The kale craze has officially jumped the shark.

A few years ago, most people had never heard of this nutritional powerhouse, which is more densely packed with essential vitamins than lettuce and other salad greens.

Today, kale has become a victim of its own popularity.

My local supermarket sells it by the tub, and juice shops seem to have more kale-based blends than traditional flavors such as apple and orange.

But all that kale has to come from somewhere. And in the rush to grow a supply big enough to meet this sudden surge in demand, kale is now being farmed in low-quality soil that can contain dangerous metals such as thallium.

The contamination levels can be so low that farmers may not even realize they have a problem. But kale is like a thallium magnet. In fact this good-for-you green is so effective at pulling thallium from dirt that some farmers actually grow it to clean contaminated soil.

Now, one California doctor has found that contaminated kale is the culprit behind a sudden surge in mystery ailments such as fatigue, digestive problems, brain fog and even Lyme-like symptoms.

At first, these cases were baffling because they were striking some of his most health-conscious patients.

But when he dug deeper, molecular biologist Ernie Hubbard found that his patients were all suffering from abnormally high levels of thallium... and all had been going heavy on the kale.
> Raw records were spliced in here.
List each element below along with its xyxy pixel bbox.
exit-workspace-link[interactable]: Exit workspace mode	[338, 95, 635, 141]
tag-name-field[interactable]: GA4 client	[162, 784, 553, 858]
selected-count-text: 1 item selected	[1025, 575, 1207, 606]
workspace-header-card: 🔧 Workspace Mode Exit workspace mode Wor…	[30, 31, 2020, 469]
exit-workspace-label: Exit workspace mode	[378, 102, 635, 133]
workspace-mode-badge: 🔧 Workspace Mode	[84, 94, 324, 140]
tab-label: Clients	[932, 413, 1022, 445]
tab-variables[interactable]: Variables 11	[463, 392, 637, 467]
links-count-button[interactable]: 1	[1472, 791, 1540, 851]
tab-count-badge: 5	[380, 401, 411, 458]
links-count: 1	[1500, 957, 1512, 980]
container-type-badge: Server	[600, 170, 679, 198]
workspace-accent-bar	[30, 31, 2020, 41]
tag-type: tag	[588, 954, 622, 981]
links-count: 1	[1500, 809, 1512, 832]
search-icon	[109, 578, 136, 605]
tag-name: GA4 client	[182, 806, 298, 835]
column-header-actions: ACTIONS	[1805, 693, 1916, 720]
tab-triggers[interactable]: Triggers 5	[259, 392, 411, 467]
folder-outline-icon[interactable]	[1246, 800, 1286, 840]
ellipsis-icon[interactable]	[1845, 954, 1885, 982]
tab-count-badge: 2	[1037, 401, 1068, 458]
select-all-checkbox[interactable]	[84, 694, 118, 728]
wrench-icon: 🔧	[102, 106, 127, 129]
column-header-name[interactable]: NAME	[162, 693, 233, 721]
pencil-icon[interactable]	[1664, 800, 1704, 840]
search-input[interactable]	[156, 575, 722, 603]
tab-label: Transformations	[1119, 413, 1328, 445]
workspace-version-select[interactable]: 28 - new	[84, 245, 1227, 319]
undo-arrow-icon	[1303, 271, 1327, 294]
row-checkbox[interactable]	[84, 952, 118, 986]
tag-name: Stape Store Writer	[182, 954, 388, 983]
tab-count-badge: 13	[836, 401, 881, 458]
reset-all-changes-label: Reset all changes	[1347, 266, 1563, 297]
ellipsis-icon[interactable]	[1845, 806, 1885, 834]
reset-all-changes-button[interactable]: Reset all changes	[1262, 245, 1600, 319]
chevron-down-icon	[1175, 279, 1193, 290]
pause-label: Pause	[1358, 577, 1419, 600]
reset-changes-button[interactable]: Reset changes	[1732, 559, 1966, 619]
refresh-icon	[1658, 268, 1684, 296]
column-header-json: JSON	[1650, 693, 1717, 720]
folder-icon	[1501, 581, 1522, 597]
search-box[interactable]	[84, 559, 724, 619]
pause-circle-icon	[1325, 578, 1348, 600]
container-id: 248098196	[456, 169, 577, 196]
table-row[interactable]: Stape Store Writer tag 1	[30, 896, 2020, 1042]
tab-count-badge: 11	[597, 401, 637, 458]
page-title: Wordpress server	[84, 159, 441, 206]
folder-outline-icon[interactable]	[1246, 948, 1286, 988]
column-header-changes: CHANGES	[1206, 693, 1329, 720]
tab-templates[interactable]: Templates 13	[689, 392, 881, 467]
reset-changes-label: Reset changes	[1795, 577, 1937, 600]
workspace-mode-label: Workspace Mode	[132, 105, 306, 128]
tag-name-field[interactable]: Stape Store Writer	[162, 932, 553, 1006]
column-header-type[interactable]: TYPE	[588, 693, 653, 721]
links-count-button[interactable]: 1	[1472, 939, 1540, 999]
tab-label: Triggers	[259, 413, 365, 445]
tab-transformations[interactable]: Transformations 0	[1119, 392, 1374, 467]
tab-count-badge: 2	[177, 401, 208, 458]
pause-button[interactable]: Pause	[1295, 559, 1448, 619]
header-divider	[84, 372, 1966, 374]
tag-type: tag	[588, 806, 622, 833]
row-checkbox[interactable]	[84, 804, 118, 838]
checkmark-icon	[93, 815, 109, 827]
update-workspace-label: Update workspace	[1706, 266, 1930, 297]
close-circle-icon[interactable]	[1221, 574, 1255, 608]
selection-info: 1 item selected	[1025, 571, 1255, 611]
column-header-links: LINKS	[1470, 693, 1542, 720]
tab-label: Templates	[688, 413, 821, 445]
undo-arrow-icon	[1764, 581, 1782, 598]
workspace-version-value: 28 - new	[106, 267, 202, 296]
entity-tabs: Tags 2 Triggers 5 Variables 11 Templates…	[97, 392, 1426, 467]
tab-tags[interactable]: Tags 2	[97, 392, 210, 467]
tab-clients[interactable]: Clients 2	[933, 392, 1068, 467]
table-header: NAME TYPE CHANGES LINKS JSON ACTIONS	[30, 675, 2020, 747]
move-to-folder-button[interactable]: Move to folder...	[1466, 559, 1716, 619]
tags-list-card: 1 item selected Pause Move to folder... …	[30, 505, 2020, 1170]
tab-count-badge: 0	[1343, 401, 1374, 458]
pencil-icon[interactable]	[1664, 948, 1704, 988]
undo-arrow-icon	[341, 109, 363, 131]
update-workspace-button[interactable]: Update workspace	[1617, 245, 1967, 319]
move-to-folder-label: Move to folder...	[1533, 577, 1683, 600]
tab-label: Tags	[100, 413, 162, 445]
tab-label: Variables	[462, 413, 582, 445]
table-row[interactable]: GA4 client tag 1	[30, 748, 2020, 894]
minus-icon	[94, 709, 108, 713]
Hubbard tested the kale for sale in local supermarkets, and sure enough found thallium.

His patients were very lucky; most mainstream allopathic docs would just shrug and treat the symptoms, and never even test for metals. And if you've been battling a mystery ailment of your own, maybe it's time to get yourself tested -- and that's not a bad idea whether you eat kale or not, as I've found many people have surprisingly high levels of toxic metals.

You don't have to avoid kale completely, but I would suggest being careful about where you purchase it. Ideally, get it from a local farmer you trust, or even grow your own. Kale can be planted in your garden or even a container on your porch.